Chapter 34 begins with the soldiers in the Humvees shouting about the injured soldiers in the street. They’re seeing soldiers who they knew were killed in previous deployments and couldn’t actually be laying in the street injured. Turns out, one of Siobhan’s hands of power is the ability to bring back the “shadows of the dead”. Rhys mentions that he thought she had lost that power, so obviously Merry’s influence over faerie is over everyone, not just her supporters.
The dead soldiers begin “shooting” at the live soldiers in, which makes the live soldiers return fire. Except, the bullets aren’t hitting the dead soldiers, they’re somehow being redirected to hit other LIVE soldiers.
Doyle orders the soldiers to return to their vehicles, but Rhys doesn’t think that will stop the illusions they’re seeing. The soldiers are too far gone into illusion now.
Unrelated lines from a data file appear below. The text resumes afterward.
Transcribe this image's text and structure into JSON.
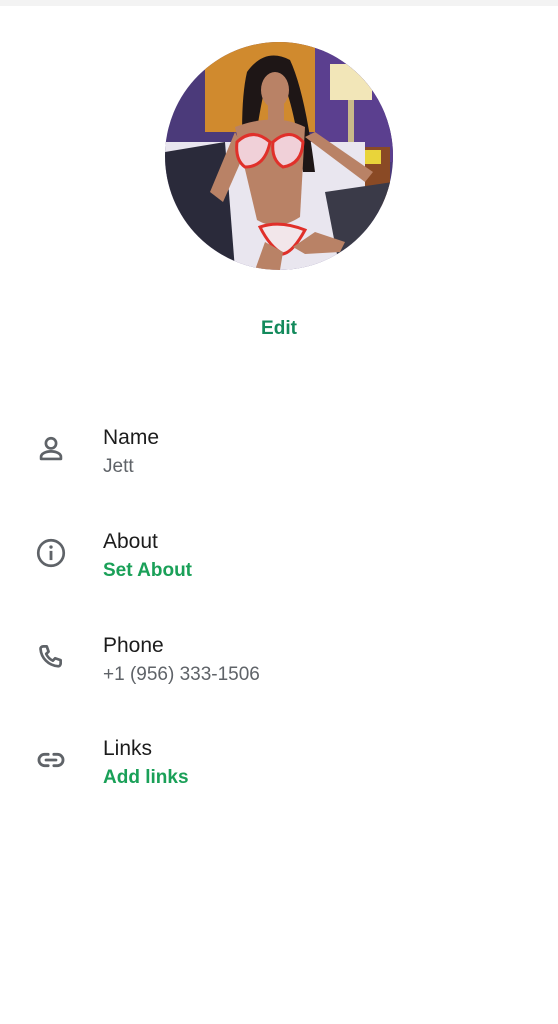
{
  "profile": {
    "avatar_icon": "profile-photo",
    "edit_label": "Edit"
  },
  "fields": {
    "name": {
      "icon": "person-icon",
      "title": "Name",
      "value": "Jett"
    },
    "about": {
      "icon": "info-icon",
      "title": "About",
      "value": "Set About"
    },
    "phone": {
      "icon": "phone-icon",
      "title": "Phone",
      "value": "+1 (956) 333-1506"
    },
    "links": {
      "icon": "link-icon",
      "title": "Links",
      "value": "Add links"
    }
  },
  "colors": {
    "accent": "#138a5c",
    "accent_light": "#1aa058",
    "icon_gray": "#5f6368",
    "text_dark": "#1c1c1c"
  }
}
Gregorio tells them that her orders are to protect Merry and her men, not the soldiers, but then she hears screams over the radio and asks Dawson what’s going on with the other Humvee. All the soldiers are now bleeding from old wounds that they thought had healed – being affected by one of Cel’s hands of power.
I sat there in the Humvee with my death grip on them both, and couldn’t think. Maybe the last several days, or months, were finally catching up with me. I was frozen with indecision. The human soldiers had no chance against this, but it was a trap for us, which meant that Cel and his allies had plans to stop anything we could do. I’d dueled enough of the people with him when Cel was trying to kill me legally. I knew their powers, and some were fierce.
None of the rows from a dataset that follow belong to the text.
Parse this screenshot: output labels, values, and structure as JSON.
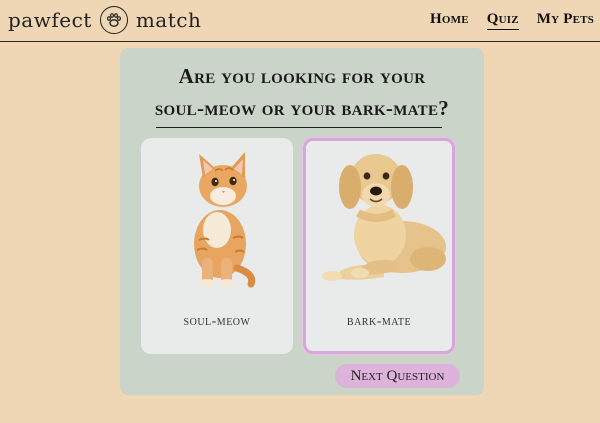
{
  "header": {
    "logo_left": "pawfect",
    "logo_icon": "paw-icon",
    "logo_right": "match",
    "nav": [
      {
        "label": "Home",
        "active": false
      },
      {
        "label": "Quiz",
        "active": true
      },
      {
        "label": "My Pets",
        "active": false
      }
    ]
  },
  "quiz": {
    "question": "Are you looking for your soul-meow or your bark-mate?",
    "options": [
      {
        "label": "soul-meow",
        "image": "kitten-photo"
      },
      {
        "label": "bark-mate",
        "image": "golden-retriever-photo",
        "selected": true
      }
    ],
    "next_label": "Next Question"
  },
  "colors": {
    "page_bg": "#efd6b5",
    "card_bg": "#cbd4c9",
    "option_bg": "#e8ebe9",
    "accent": "#ddb3dc"
  }
}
“Shoot them,” I said. “The sidhe are not proof against bullets.”
“We can’t shoot at a royal prince and his guard unless they attack us with something we can see and testify to in court,” Gregorio said.
“Cel can bleed most of you to death without ever lifting a weapon,” I said, leaning forward as far as the seat belt would allow.
“But we can’t prove he’s doing it,” she said. “You’ve never tried to prove a magic attack in a military court. I have. It ain’t pretty.”
“Would you rather they all die?” I asked.
“We can help them, Meredith,” Doyle said.
I turned to him. “That’s what he wants, Doyle. You know that. He’s hurting the soldiers to lure us out.”
Of course it’s a trap, and of course Doyle goes over Merry’s demands to march right into the trap. Merry keeps telling them not to leave her, not to exit the safety of the Humvee, but nope. Doyle knows best. Doyle and Rhys both kiss her for what they probably assume is their final time, because they both make a huge show of it, leaving Gregorio breathless.
The door opened behind me, and I turned in time to see Doyle sliding out. I whispered, “If I am your queen, then I can order you to stay.”
Doyle leaned back in the doorway. “I vowed never again to listen to humans die screaming for my cause, Meredith.”
“You are now and always will be my Merry.” Then he was gone.
Rhys also leaves, following Doyle out, because Doyle is his captain and of course he cannot abandon his captain, even when Merry pleads for them to stay.
I held his hand against my cheek. “Don’t go.”
“Know that I love you more than honor, but Doyle wouldn’t be Doyle if he felt the same way.”
The first tear trailed, hot and painful, down my face as he drew his hand away. I held on to him with both hands on his one. “Rhys, please, for the love of the Goddess, please!”
“I love you Merry. I’ve loved you since you were sixteen.”
Anyway, the chapter ends with Rhys telling Merry he’ll do his best to not die, and he exits the vehicle.